Family · Life · Parenting

Fourteen

And now this kid.

How is he fourteen? It was just yesterday he was running around the house in a onesie and hiding all the spoons in the house under his pillow. We still don’t know what that was about.

This one likes music, like me. Some years ago he was learning Ode to Joy on both recorder and piano, and working out the melody in every key. I heard that song so many times I threatened to invent a time machine and do away with Beethoven before he could write the blasted thing, but secretly I was proud that Levi was so tenacious. Even if the dissonance as he picked through the melody in F# nearly drove me out of the house in subzero weather. These days he’s still playing the piano and has added the saxophone and the ukelele, and I’m still proud as punch, even when I say things like, “Perhaps you could practice that in your room for a while?”

He’s always eaten just about anything you put in front of him. I was at an appointment with him once and a dietician asked if there were foods he refused to eat. I thought about it for a minute and said, “Dill.” Dill pickles? She asked. No, I said. Just dill. The herb. He tried some at a restaurant and didn’t care for it.

“He’s two,” she said. “That’s … that’s pretty good.”

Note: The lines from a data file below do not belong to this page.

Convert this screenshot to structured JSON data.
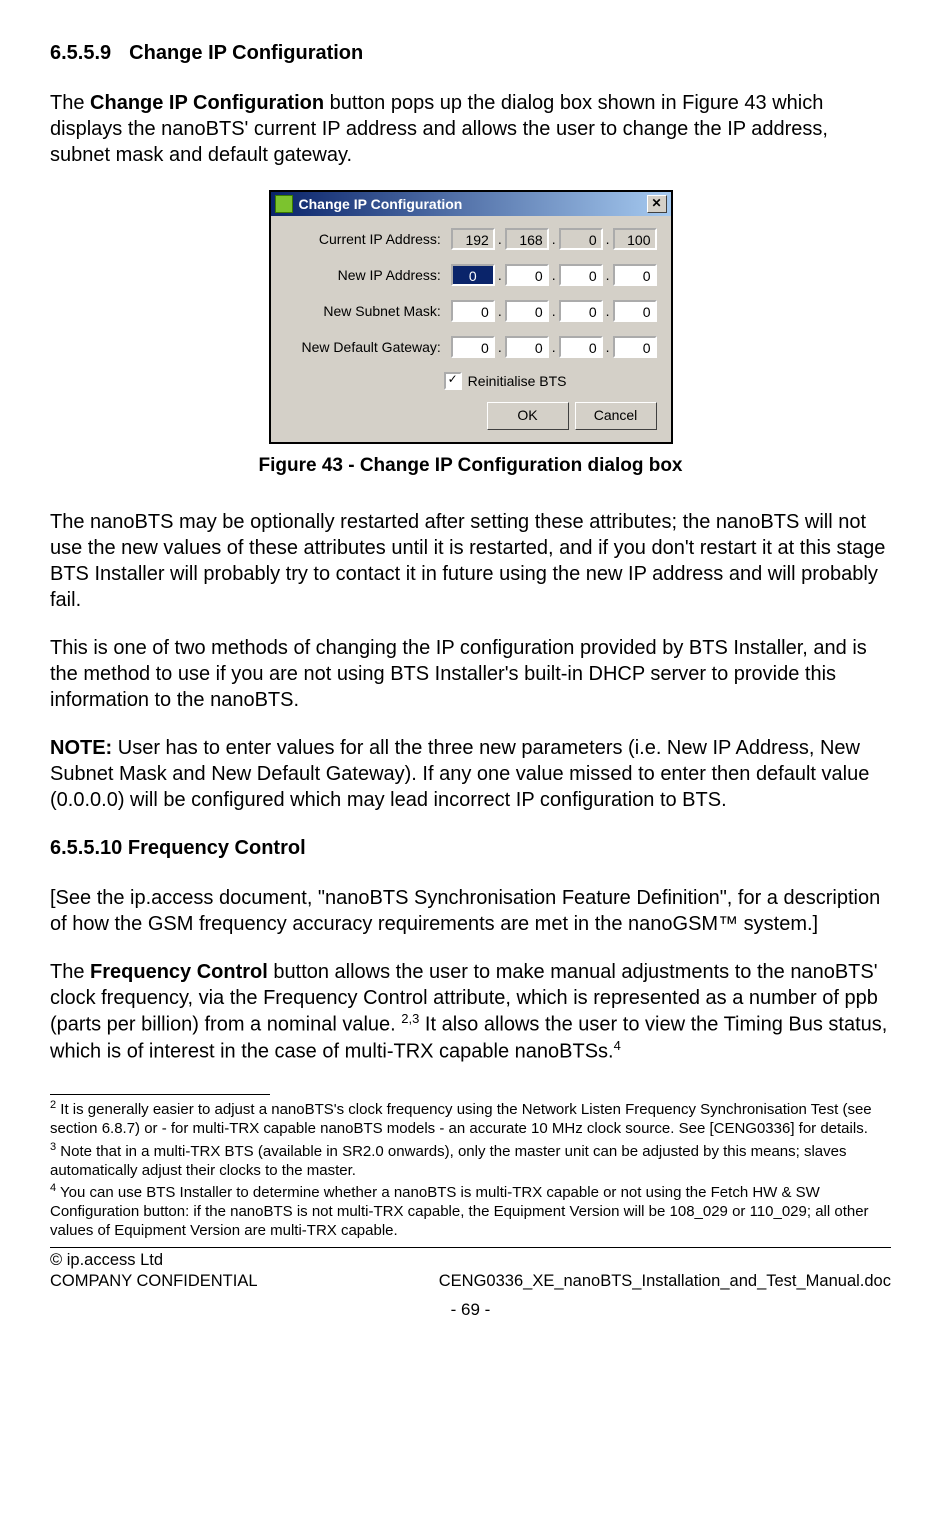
{
  "section1": {
    "number": "6.5.5.9",
    "title": "Change IP Configuration"
  },
  "para1_a": "The ",
  "para1_b": "Change IP Configuration",
  "para1_c": " button pops up the dialog box shown in Figure 43 which displays the nanoBTS' current IP address and allows the user to change the IP address, subnet mask and default gateway.",
  "dialog": {
    "title": "Change IP Configuration",
    "close": "✕",
    "rows": [
      {
        "label": "Current IP Address:",
        "octets": [
          "192",
          "168",
          "0",
          "100"
        ],
        "readonly": true,
        "selected": -1
      },
      {
        "label": "New IP Address:",
        "octets": [
          "0",
          "0",
          "0",
          "0"
        ],
        "readonly": false,
        "selected": 0
      },
      {
        "label": "New Subnet Mask:",
        "octets": [
          "0",
          "0",
          "0",
          "0"
        ],
        "readonly": false,
        "selected": -1
      },
      {
        "label": "New Default Gateway:",
        "octets": [
          "0",
          "0",
          "0",
          "0"
        ],
        "readonly": false,
        "selected": -1
      }
    ],
    "checkbox_label": "Reinitialise BTS",
    "checkbox_mark": "✓",
    "ok": "OK",
    "cancel": "Cancel"
  },
  "caption": "Figure 43 - Change IP Configuration dialog box",
  "para2": "The nanoBTS may be optionally restarted after setting these attributes; the nanoBTS will not use the new values of these attributes until it is restarted, and if you don't restart it at this stage BTS Installer will probably try to contact it in future using the new IP address and will probably fail.",
  "para3": "This is one of two methods of changing the IP configuration provided by BTS Installer, and is the method to use if you are not using BTS Installer's built-in DHCP server to provide this information to the nanoBTS.",
  "note_label": "NOTE:",
  "note_body": " User has to enter values for all the three new parameters (i.e. New IP Address, New Subnet Mask and New Default Gateway). If any one value missed to enter then default value (0.0.0.0) will be configured which may lead incorrect IP configuration to BTS.",
  "section2": {
    "number": "6.5.5.10",
    "title": "Frequency Control"
  },
  "para4": "[See the ip.access document, \"nanoBTS Synchronisation Feature Definition\", for a description of how the GSM frequency accuracy requirements are met in the nanoGSM™ system.]",
  "para5_a": "The ",
  "para5_b": "Frequency Control",
  "para5_c": " button allows the user to make manual adjustments to the nanoBTS' clock frequency, via the Frequency Control attribute, which is represented as a number of ppb (parts per billion) from a nominal value. ",
  "para5_ref1": "2,3",
  "para5_d": " It also allows the user to view the Timing Bus status, which is of interest in the case of multi-TRX capable nanoBTSs.",
  "para5_ref2": "4",
  "footnotes": {
    "f2_num": "2",
    "f2": " It is generally easier to adjust a nanoBTS's clock frequency using the Network Listen Frequency Synchronisation Test (see section 6.8.7) or - for multi-TRX capable nanoBTS models - an accurate 10 MHz clock source. See [CENG0336] for details.",
    "f3_num": "3",
    "f3": " Note that in a multi-TRX BTS (available in SR2.0 onwards), only the master unit can be adjusted by this means; slaves automatically adjust their clocks to the master.",
    "f4_num": "4",
    "f4": " You can use BTS Installer to determine whether a nanoBTS is multi-TRX capable or not using the Fetch HW & SW Configuration button: if the nanoBTS is not multi-TRX capable, the Equipment Version will be 108_029 or 110_029; all other values of Equipment Version are multi-TRX capable."
  },
  "footer": {
    "copyright": "© ip.access Ltd",
    "left": "COMPANY CONFIDENTIAL",
    "right": "CENG0336_XE_nanoBTS_Installation_and_Test_Manual.doc",
    "page": "- 69 -"
  }
}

You know what that kid does now that he’s all grown up? He cooks dinner. He’s cooked probably 80% of the evening meals our family has eaten in the last two months. I make sure the ingredients are there and leave the recipes, but I haven’t cooked dinner on a weeknight in an age. It. Is. Amazing.

Partly, he does it because he likes to cook. But partly he does it because he knows how much it helps me.

And I’m prouder of him for that than if he invented a whole new key in which to play Beethoven.